Some are known to have come from sales for people in hiding, some from art dealers known to have put pressure on Jewish people to sell works at low prices. Others came directly from war criminals like the bronze bust of a woman by Swiss sculptor Dora Neher found in the The Hague headquarters of Arthur Seyss-Inquart, Reichkommissar for the German occupied Netherlands.

A favourite of Perry Schier, a researcher at the Origins Unknown Agency, is a landscape by French artist Pierre Patel II. The agency suspected the work originally came from Jewish collector Martin Heidemann, who arrived in the Netherlands from Poland in the 1940s.

"When we went to see the painting while it was being restored, we asked to see the frame. When we looked we saw a mark from a Polish frame maker from a town close to Heidemann’s. This finally linked him to this painting," he said.

Extensive research showed that Heidemann was killed in Bergen-Belsen in 1945 but his son survived the war.
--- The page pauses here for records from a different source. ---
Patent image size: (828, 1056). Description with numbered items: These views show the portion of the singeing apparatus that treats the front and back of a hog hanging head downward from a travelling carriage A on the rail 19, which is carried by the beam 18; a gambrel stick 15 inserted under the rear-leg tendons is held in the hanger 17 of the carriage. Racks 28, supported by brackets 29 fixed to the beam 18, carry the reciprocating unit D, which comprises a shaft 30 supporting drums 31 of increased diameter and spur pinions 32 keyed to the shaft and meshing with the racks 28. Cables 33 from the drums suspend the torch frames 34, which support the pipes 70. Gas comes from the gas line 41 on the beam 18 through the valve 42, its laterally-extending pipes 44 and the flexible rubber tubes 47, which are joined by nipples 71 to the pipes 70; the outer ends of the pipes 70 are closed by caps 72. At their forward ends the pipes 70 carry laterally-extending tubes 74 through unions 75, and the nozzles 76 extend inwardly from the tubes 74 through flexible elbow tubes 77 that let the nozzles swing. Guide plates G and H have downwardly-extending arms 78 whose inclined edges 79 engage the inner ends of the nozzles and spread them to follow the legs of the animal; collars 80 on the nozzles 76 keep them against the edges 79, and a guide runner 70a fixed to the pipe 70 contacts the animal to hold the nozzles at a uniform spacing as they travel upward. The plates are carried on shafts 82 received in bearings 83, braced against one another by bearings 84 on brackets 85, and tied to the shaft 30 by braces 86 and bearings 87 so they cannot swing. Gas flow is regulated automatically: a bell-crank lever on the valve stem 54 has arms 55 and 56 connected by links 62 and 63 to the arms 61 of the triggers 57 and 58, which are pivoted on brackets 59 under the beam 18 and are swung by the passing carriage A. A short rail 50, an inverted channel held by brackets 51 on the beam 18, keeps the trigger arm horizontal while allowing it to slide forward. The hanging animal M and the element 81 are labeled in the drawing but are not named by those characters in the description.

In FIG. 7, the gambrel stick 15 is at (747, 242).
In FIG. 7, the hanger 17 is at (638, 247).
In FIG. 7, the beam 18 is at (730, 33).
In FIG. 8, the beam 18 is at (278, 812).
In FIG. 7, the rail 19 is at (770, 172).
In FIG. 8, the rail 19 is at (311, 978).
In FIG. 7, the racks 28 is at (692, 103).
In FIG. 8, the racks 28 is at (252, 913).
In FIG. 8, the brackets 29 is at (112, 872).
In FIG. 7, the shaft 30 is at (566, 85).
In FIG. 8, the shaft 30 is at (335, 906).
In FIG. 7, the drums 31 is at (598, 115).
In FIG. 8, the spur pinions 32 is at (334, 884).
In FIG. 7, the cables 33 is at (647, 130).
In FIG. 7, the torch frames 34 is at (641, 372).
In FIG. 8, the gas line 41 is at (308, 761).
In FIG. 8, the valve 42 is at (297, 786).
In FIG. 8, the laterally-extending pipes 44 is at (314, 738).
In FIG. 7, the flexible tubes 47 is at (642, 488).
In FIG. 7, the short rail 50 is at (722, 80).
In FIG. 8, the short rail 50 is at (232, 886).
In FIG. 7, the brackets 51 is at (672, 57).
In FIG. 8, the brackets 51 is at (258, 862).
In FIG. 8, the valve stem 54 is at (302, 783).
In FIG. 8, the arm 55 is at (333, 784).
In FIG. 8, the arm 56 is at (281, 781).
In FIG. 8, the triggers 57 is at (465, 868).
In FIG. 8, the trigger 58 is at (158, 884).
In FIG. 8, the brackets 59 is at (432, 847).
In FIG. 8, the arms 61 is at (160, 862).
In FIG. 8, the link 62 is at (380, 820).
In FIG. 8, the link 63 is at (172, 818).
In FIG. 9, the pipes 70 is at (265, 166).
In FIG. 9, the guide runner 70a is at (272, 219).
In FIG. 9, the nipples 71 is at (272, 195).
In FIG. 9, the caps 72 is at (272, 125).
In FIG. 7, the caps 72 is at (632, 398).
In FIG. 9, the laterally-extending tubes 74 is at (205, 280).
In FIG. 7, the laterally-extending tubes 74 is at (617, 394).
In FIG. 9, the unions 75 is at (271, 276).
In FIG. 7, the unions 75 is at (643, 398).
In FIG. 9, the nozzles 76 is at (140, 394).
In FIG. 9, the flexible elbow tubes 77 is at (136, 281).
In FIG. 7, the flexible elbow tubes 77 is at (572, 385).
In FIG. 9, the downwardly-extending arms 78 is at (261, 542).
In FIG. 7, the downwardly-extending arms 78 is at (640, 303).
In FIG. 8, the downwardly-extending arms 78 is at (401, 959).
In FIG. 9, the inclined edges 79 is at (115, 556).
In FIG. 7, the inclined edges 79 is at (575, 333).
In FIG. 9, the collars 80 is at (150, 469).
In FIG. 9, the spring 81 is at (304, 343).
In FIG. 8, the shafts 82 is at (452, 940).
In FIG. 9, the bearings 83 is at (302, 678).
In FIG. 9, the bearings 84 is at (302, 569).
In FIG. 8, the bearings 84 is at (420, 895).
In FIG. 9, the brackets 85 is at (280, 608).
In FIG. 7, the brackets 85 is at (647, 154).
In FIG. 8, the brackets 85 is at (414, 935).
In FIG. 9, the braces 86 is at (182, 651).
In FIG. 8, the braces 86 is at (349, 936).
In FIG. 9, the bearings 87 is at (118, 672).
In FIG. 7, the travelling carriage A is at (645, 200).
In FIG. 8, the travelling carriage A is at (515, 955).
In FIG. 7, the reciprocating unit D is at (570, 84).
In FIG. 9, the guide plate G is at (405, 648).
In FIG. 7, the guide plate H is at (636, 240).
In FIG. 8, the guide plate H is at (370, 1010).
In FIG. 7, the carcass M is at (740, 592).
He moved to Argentina but neither the son nor his possible heirs have been traced.

"We are hoping that there will be people who say: ’I knew that family, there is a nephew who lives there’," Ekkart said.

The location of the Hollandsche Schouwburg, or Dutch theatre, was chosen specifically in the hope that it would attract the target audience, those in the Jewish community who remember the war years or relatives of those who perished.

In the courtyard of the theatre, which is now a remembrance site, the exhibition is staged in a glass room to mirror -- a deliberate metaphor for the transparency the government is trying to achieve in giving back the looted art.

Hetty Berg of the Jewish Historical Museum that manages the Hollandsche Schouwburg explained that the paintings are shown in a warehouse type set-up to stress the temporary guardianship of the state.

The Unknown Origins Agency estimates that of the 4,200 artworks remaining in the custody of the Dutch state, another 200 to 500 could lead to additional claims.

The exhibit "Looted, but from whom?" runs until February 25 at the Hollandsche Schouwburg. Every Tuesday somebody from the Unknown Origins Agency will be present to answer question or help with possible claims.